Yazarlar : Damlaj M, Séguin C

Yayın : Int J Hematol

Yayın Yılı : 2014

Pubmed Linki : http://www.docguide.com/refractory-autoimmune-hemolytic-anemia-patient-digeorge-syndrome-treated-successfully-plasma-exchang?tsid=5

Konu : Transfüzyon

Literatür İçeriği :  Warm antibody autoimmune hemolytic anemia (AIHA) results from targeted antibodies towards the red blood cells (RBCs) and can be either idiopathic or secondary to certain diseases, such as autoimmune disorders or malignancy, drugs, or infection. Patients with DiGeorge syndrome are particularly vulnerable to autoimmune conditions secondary to thymic hypoplasia and dysfunction of the immune system. First-line therapy for AIHA consists of corticosteroids, with most patients showing signs of response. Relapses are not uncommon and are treated with splenectomy or rituximab. There is a paucity of reports in the literature regarding treatment options beyond this stage.
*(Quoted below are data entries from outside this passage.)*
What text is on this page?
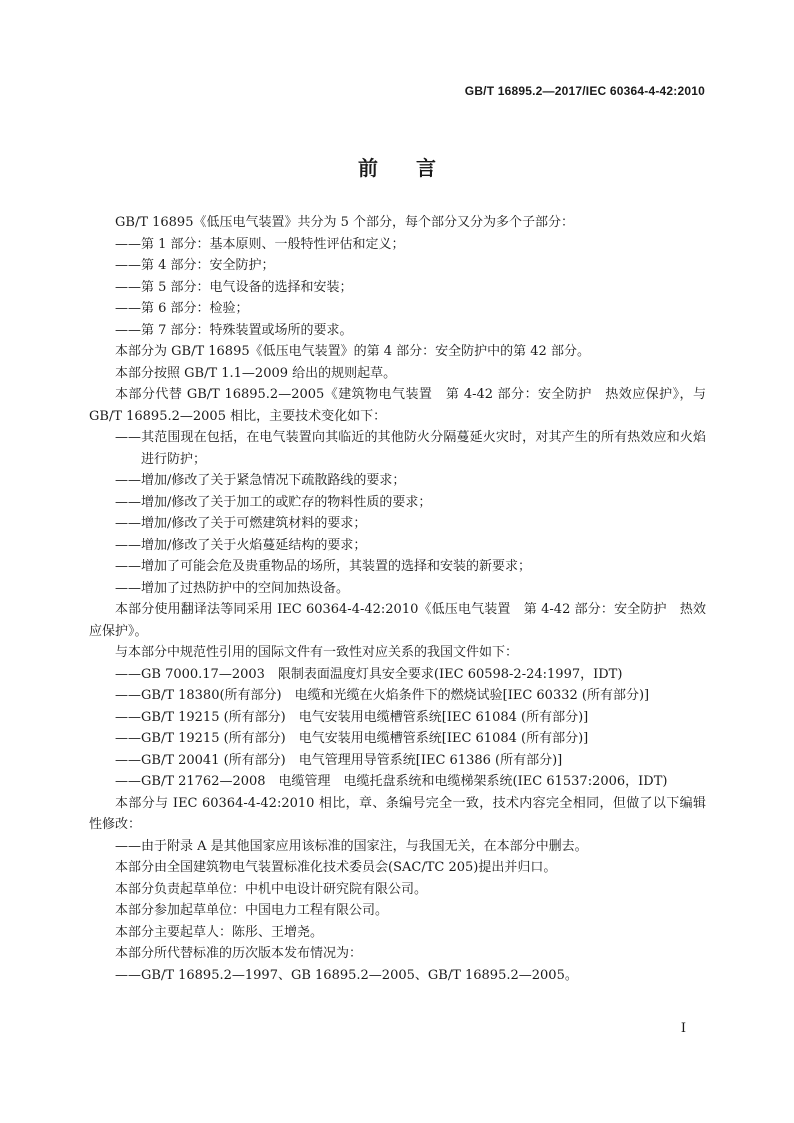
GB/T 16895.2—2017/IEC 60364-4-42:2010
前言

GB/T 16895《低压电气装置》共分为 5 个部分，每个部分又分为多个子部分：

——第 1 部分：基本原则、一般特性评估和定义；

——第 4 部分：安全防护；

——第 5 部分：电气设备的选择和安装；

——第 6 部分：检验；

——第 7 部分：特殊装置或场所的要求。

本部分为 GB/T 16895《低压电气装置》的第 4 部分：安全防护中的第 42 部分。

本部分按照 GB/T 1.1—2009 给出的规则起草。

本部分代替 GB/T 16895.2—2005《建筑物电气装置　第 4-42 部分：安全防护　热效应保护》，与 GB/T 16895.2—2005 相比，主要技术变化如下：

——其范围现在包括，在电气装置向其临近的其他防火分隔蔓延火灾时，对其产生的所有热效应和火焰进行防护；

——增加/修改了关于紧急情况下疏散路线的要求；

——增加/修改了关于加工的或贮存的物料性质的要求；

——增加/修改了关于可燃建筑材料的要求；

——增加/修改了关于火焰蔓延结构的要求；

——增加了可能会危及贵重物品的场所，其装置的选择和安装的新要求；

——增加了过热防护中的空间加热设备。

本部分使用翻译法等同采用 IEC 60364-4-42:2010《低压电气装置　第 4-42 部分：安全防护　热效应保护》。

与本部分中规范性引用的国际文件有一致性对应关系的我国文件如下：

——GB 7000.17—2003　限制表面温度灯具安全要求(IEC 60598-2-24:1997，IDT)

——GB/T 18380(所有部分)　电缆和光缆在火焰条件下的燃烧试验[IEC 60332 (所有部分)]

——GB/T 19215 (所有部分)　电气安装用电缆槽管系统[IEC 61084 (所有部分)]

——GB/T 19215 (所有部分)　电气安装用电缆槽管系统[IEC 61084 (所有部分)]

——GB/T 20041 (所有部分)　电气管理用导管系统[IEC 61386 (所有部分)]

——GB/T 21762—2008　电缆管理　电缆托盘系统和电缆梯架系统(IEC 61537:2006，IDT)

本部分与 IEC 60364-4-42:2010 相比，章、条编号完全一致，技术内容完全相同，但做了以下编辑性修改：

——由于附录 A 是其他国家应用该标准的国家注，与我国无关，在本部分中删去。

本部分由全国建筑物电气装置标准化技术委员会(SAC/TC 205)提出并归口。

本部分负责起草单位：中机中电设计研究院有限公司。

本部分参加起草单位：中国电力工程有限公司。

本部分主要起草人：陈彤、王增尧。

本部分所代替标准的历次版本发布情况为：

——GB/T 16895.2—1997、GB 16895.2—2005、GB/T 16895.2—2005。

I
Herein, we describe an unusual case of a 20-year-old female affected by DiGeorge syndrome with a history of immune thrombocytopenia (ITP), who presented with life-threatening AIHA. Standard first- and second-line therapeutic modalities were ineffective in controlling her disease and she ultimately underwent plasma exchange therapy with successful resolution of hemolysis. At her last follow-up, one year after her initial presentation, she remains clinically well without signs of hemolysis. We conclude that in refractory cases of warm AIHA, plasma exchange therapy can be a valuable tool in the therapeutic armamentarium.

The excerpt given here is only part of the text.